ARES BECKETT
O dia na matriz Beckett Industries havia sido exaustivo. A única coisa que me mantinha são e focado era saber que, ao cruzar a porta da mansão, eu encontraria a minha esposa.
Normalmente, Rubi me esperava na sala de estar. Ela gostava de ficar enrolada em um cobertor no grande sofá, lendo algum relatório do seu setor ou assistindo a algo na TV, pronta para me receber com um beijo que apagava qualquer problema do meu dia.
Mas quando entrei, a casa estava em silêncio e as luzes da sala estavam apagadas.

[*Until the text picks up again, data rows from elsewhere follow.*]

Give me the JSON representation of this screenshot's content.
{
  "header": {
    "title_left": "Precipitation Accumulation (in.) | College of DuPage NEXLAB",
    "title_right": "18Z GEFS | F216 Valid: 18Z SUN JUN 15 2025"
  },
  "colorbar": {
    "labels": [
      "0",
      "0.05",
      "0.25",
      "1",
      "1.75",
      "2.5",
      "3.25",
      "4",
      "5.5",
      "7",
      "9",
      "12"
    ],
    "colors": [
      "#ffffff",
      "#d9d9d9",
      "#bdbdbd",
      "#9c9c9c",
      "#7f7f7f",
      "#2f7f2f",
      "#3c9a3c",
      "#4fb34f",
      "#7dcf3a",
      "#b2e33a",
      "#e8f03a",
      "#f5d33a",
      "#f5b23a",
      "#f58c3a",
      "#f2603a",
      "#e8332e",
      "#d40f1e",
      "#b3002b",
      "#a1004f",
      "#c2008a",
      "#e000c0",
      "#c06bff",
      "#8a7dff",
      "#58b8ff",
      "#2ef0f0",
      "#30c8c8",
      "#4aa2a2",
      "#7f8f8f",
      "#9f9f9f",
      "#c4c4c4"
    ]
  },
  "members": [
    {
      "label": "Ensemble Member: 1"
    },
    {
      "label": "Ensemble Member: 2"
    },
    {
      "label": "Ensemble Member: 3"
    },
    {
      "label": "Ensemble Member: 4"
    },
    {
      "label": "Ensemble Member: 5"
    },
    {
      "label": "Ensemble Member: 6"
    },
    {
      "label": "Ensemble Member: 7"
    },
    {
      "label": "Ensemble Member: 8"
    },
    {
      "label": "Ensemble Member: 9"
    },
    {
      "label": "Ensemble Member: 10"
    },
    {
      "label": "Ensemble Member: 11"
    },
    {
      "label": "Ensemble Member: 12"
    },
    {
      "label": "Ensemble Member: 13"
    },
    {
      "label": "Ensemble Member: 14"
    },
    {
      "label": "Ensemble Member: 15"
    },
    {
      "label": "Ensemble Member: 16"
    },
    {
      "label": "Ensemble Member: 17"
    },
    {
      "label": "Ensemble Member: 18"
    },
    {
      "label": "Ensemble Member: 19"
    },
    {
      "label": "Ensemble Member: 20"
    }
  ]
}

Tirei o paletó, afrouxei a gravata e subi as escadas. Rubi não estava se sentindo bem de manhã, talvez ainda não estivesse bem e foi dormir.

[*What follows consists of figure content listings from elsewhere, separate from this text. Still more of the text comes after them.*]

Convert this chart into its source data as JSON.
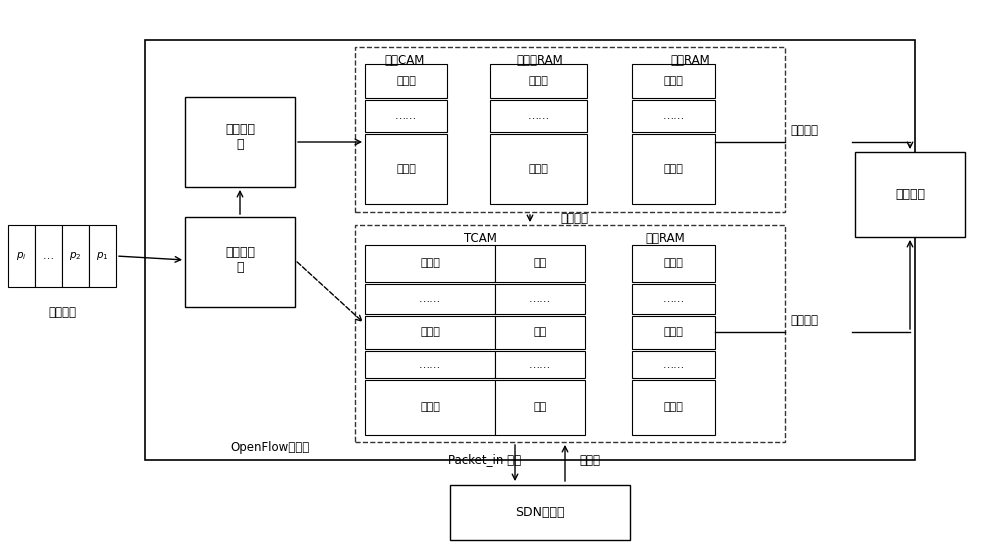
{
  "bg_color": "#ffffff",
  "text_color": "#000000",
  "box_edge_color": "#000000",
  "dashed_edge_color": "#555555",
  "fig_width": 10.0,
  "fig_height": 5.42,
  "labels": {
    "data_group": "数据分组",
    "generate_sig": "生成签名\n值",
    "extract_key": "提取关键\n字",
    "openflow": "OpenFlow交换机",
    "sig_cam": "签名CAM",
    "key_ram": "关键字RAM",
    "forward_ram1": "转发RAM",
    "tcam": "TCAM",
    "forward_ram2": "转发RAM",
    "execute": "执行动作",
    "sdn": "SDN控制器",
    "predict_success": "预测成功",
    "predict_fail": "预测失败",
    "match_success": "匹配成功",
    "packet_in": "Packet_in 消息",
    "new_rule": "新规则",
    "sig_val1": "签名值",
    "dots1": "……",
    "sig_val2": "签名值",
    "key1": "关键字",
    "dots2": "……",
    "key2": "关键字",
    "action1": "动作集",
    "dots3": "……",
    "action2": "动作集",
    "match1": "匹配域",
    "dots4_1": "……",
    "match2": "匹配域",
    "dots4_2": "……",
    "match3": "匹配域",
    "mask1": "掩码",
    "dots5_1": "……",
    "mask2": "掩码",
    "dots5_2": "……",
    "mask3": "掩码",
    "act_b1": "动作集",
    "dots6_1": "……",
    "act_b2": "动作集",
    "dots6_2": "……",
    "act_b3": "动作集",
    "p_i": "p_i",
    "p_dots": "…",
    "p_2": "p_2",
    "p_1": "p_1"
  }
}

Abri a porta da nossa suíte devagar.
Ela estava sentada na nossa cama, usando um roupão de seda curto.
— Boa noite, esposa — murmurei, me aproximando devagar. — Aconteceu alguma coisa?
Ela balançou a cabeça rapidamente, um sorriso tímido se formou nos seus lábios carnudos.
— Não, meu amor. Eu estou perfeitamente bem. Na verdade... tenho um presente.
Parei ao lado da cama e franzi a testa, confuso.
— Um presente? Não é meu aniversário, Rubi. E o nosso aniversário de casamento ainda está longe.
Ela estendeu as mãos na minha direção. Havia uma pequena caixa entre os dedos dela.
— Apenas abre, Ares. Por favor.
Sentei na beirada da cama, de frente para ela. Peguei a pequena caixa, sentindo o olhar ansioso da minha mulher queimar sobre mim. Com cuidado, tirei a tampa.
Dentro da caixa repousavam três pequenos bastões. Um visor digital exibia uma palavra muito clara: Grávida.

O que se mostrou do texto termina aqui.